The researchers are now testing silk produced by silkworms fed on a diet that includes cancer-fighting drugs to monitor the effects on cancer cells.

“At this stage it’s only an in vitro study. But if it works, you could use silk as an implant that can slowly release the drug, instead of ingesting the drug through the oral route,” Dr. Tansil said.

Silkworms are the larvae of the silk moth Bombyx mori. They grow rapidly, eating mulberry leaves, shedding their skin five times, until they are about 3 inches, or 7.6 centimeters, long. They then form a cocoon, spinning protein around them. It is the cocoon that is harvested for silk.

The researchers started adding rhodamine chemical dyes to the feed on the third day of the last phase of the worms’ larval stage, shortly before the larvae started spinning their cocoons. The silkworms changed color within several hours, and color was transmitted to the silk of the cocoons — and in particular the core filament, called fibroin.

Pierre Couble, a French researcher who directs the Molecular and Cellular Genetics Center at CNRS-Université Lyon I, said that the technique of giving dye-laced feeds to silkworms had been tried before, but without lasting results.

“One can rear silkworms that produce dark yellow, intense golden, pink, light green cocoons, etc. However, when one dips the cocoons in water the pigments are dissolved out, since they are bound by very loose chemical interactions,” he wrote in an e-mail.

But Dr. Tansil said previous efforts to incorporate dye-laced feeds had failed because the dye used had an inappropriate molecular structure, “so it was just passing through the body of the larvae rather than being absorbed to be expressed with the silk.”

“In the past others have produced colored cocoons but these colors come from pigments that reside mainly in the outer layer of sericin,” she said, referring to the gelatinous protein that cements the two fibroin filaments in a silk fiber.

“Sericin is hydrophilic and located at the outer layer, therefore these colors are easily removed upon dissolving in water. Our silk fibroin are still strongly colored even after degumming, the process of removing the sericin, which involves immersing the raw silk in hot water for at least one hour,” she added.

“The incorporation of dye molecules while the silk molecules are being synthesized in the silkworm’s silk gland ensures a strong interaction at a molecular level,” she said.
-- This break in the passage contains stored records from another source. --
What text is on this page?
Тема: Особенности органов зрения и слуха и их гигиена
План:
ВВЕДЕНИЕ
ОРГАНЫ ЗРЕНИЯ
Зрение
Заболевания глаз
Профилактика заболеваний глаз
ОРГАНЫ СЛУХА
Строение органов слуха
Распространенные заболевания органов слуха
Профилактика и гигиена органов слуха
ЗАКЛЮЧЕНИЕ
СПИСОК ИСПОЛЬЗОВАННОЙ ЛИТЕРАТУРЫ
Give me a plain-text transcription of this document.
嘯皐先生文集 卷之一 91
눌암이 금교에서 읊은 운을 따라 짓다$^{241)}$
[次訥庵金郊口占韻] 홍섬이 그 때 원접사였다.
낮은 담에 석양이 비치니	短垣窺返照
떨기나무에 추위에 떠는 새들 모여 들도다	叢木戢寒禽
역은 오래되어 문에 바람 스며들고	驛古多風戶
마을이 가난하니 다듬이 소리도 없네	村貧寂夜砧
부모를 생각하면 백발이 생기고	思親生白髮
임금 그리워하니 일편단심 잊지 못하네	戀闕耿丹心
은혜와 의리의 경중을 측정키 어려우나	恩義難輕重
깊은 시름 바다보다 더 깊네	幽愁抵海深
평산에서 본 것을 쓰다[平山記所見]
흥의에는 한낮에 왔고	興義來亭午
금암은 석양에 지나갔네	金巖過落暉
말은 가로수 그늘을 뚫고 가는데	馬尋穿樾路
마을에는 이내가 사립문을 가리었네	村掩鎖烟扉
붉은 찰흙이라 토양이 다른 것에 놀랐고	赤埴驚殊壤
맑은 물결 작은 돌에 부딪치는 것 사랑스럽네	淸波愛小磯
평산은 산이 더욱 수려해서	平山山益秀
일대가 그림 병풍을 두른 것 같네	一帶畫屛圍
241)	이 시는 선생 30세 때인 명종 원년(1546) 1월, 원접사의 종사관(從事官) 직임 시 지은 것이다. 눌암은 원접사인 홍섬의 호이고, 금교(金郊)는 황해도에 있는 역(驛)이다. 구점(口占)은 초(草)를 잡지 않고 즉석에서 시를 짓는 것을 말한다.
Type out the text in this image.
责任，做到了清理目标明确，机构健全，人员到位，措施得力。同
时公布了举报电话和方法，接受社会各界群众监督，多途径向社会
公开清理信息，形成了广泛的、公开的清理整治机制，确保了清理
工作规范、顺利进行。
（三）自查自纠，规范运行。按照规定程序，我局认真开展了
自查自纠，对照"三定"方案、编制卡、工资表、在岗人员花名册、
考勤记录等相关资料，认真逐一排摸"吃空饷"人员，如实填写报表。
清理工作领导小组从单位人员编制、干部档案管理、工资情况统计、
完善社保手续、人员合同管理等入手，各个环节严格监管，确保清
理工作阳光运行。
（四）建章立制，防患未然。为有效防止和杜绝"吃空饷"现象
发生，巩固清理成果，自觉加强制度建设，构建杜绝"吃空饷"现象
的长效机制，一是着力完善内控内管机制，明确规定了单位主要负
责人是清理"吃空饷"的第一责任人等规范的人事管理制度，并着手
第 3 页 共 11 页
Aside from the color, no other physical difference was observed between the colored cocoons and the creamy white cocoons that were produced by silkworms consuming unmodified feed.

Dr. Tansil said the silk also has applications for engineering organic tissue.

White silk is already widely used as a scaffold in engineering the growth of tissue cells. Now, the use of luminescent silk could help to improve the visualization of the cells, allowing scientists to better understand the performance of the scaffold.

Cells that are growing on or in direct contact with the scaffold material appear yellow (due to the overlap of various fluorescences) while other cells appear green. “That, we’ve already demonstrated in our work,” she said.